AW: Running CUDA-enabled NAMD on multiple nodes without InfiniBand?

From: Norman Geist (
Date: Mon Dec 01 2014 - 09:19:24 CST

> -----Ursprüngliche Nachricht-----
> Von: [] Im
> Auftrag von Michel van der List
> Gesendet: Montag, 1. Dezember 2014 15:41
> An:
> Betreff: namd-l: Running CUDA-enabled NAMD on multiple nodes without
> InfiniBand?
> All,


> I've been working with a researcher here at Penn to try to get the
> CUDA-enabled NAMD
> running on multiple nodes (in this particular case using Amazon Web
> Services). So far I've
> been successful in getting the CUDA version (Linux-x86_64-multicore-
> CUDA) running
> as well as the TCP based multi-CPU/system (Linux-x86_64-TCP), using 2
> systems with a
> total of 32 virtual CPUs (the instance types were g2.2xlarge and
> c3.4xlarge for those of
> you familiar with AWS).

No, I'm not.

> However, the CUDA version I downloaded does not supply the charmrun
> binary to use

In this case you likely downloaded a multicore version which is single-node.

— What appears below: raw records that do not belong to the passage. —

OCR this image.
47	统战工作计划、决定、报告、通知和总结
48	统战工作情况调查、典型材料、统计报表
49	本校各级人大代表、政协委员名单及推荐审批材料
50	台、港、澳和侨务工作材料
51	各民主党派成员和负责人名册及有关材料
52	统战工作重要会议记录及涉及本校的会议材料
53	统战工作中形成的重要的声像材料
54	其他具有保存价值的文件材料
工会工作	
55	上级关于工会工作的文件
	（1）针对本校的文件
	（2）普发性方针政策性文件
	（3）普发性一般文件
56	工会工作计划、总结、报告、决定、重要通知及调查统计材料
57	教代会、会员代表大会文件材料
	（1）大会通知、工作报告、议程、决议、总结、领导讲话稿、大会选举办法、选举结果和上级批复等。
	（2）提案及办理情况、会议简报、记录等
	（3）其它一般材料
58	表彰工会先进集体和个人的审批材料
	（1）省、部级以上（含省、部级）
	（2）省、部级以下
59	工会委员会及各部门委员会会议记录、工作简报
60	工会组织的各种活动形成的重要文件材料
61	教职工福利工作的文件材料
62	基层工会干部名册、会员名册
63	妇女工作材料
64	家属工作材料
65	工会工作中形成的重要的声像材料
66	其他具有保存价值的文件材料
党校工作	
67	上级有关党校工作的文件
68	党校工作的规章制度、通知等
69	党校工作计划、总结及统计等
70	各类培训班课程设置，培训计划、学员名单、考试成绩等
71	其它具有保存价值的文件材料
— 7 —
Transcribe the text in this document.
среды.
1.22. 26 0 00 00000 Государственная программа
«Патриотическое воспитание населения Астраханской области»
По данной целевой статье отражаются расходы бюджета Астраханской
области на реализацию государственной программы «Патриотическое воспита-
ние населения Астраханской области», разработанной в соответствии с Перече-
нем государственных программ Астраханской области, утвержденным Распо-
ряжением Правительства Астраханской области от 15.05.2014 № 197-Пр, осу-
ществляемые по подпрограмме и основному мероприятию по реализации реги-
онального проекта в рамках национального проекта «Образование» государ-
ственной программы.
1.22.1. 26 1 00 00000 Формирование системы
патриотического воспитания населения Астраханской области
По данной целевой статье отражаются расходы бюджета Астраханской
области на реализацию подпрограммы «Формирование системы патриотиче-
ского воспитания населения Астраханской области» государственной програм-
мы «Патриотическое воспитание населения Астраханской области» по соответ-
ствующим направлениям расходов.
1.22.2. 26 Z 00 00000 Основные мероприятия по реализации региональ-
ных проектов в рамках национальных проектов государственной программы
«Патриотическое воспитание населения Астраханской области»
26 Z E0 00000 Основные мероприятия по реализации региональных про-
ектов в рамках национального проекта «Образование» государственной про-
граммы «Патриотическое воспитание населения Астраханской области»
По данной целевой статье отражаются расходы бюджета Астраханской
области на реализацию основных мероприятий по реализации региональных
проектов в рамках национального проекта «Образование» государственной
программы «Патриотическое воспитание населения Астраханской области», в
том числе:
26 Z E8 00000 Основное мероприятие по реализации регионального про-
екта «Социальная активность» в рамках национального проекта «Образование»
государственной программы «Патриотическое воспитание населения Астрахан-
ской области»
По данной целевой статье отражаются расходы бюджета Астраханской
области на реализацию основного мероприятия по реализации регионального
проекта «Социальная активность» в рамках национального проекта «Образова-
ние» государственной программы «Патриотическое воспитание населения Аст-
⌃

> with multiple nodes and trying to use the charmrun from the TCP based
> version did not
> work (it appears it starts the GPU versions on the specified nodes, but
> it does not
> progress and the binaries appear to be going into some sort of CPU
> loop.
> My questions:
> - Is this possible at all, or is the CUDA code tightly coupled with the
> infiniband code?

Yes it's easily possible. No there's no force of Infiniband.

> - If this is possible (and presumably I'd need to compile the code
> myself) what compilation
> options should I be looking at in the documentation?

Simply download the source and see the notes.txt. You can almost copy all
the commands from the file into the console.
You will also need CUDA 6.0 to be installed. You can stay with the gnu

If you need further help, let us know.

PS: The reason why it is recommended to use Infiniband (or other high
bandwidth/low latency networks) with CUDA enabled NAMD is, that the
to the inter process network scale with the computing power of the nodes. As
GPUs raise the computing power
by orders of magnitudes, Gbit network it highly insufficient and you will
NOT gain any speedup by using multiple nodes, maybe only for very, very
large systems.

The easiest illustration is:

The bigger the computing power per node for a given problem (system size),
the smaller the part problems to solve for the nodes, the faster the part
problems are done and results are sent around, the more often new part
problems need to be distributed to the nodes. This all results in more
network traffic. This means the nodes spend more time in waiting for work,
as they spend in actually doing work. See "Amdahls Law".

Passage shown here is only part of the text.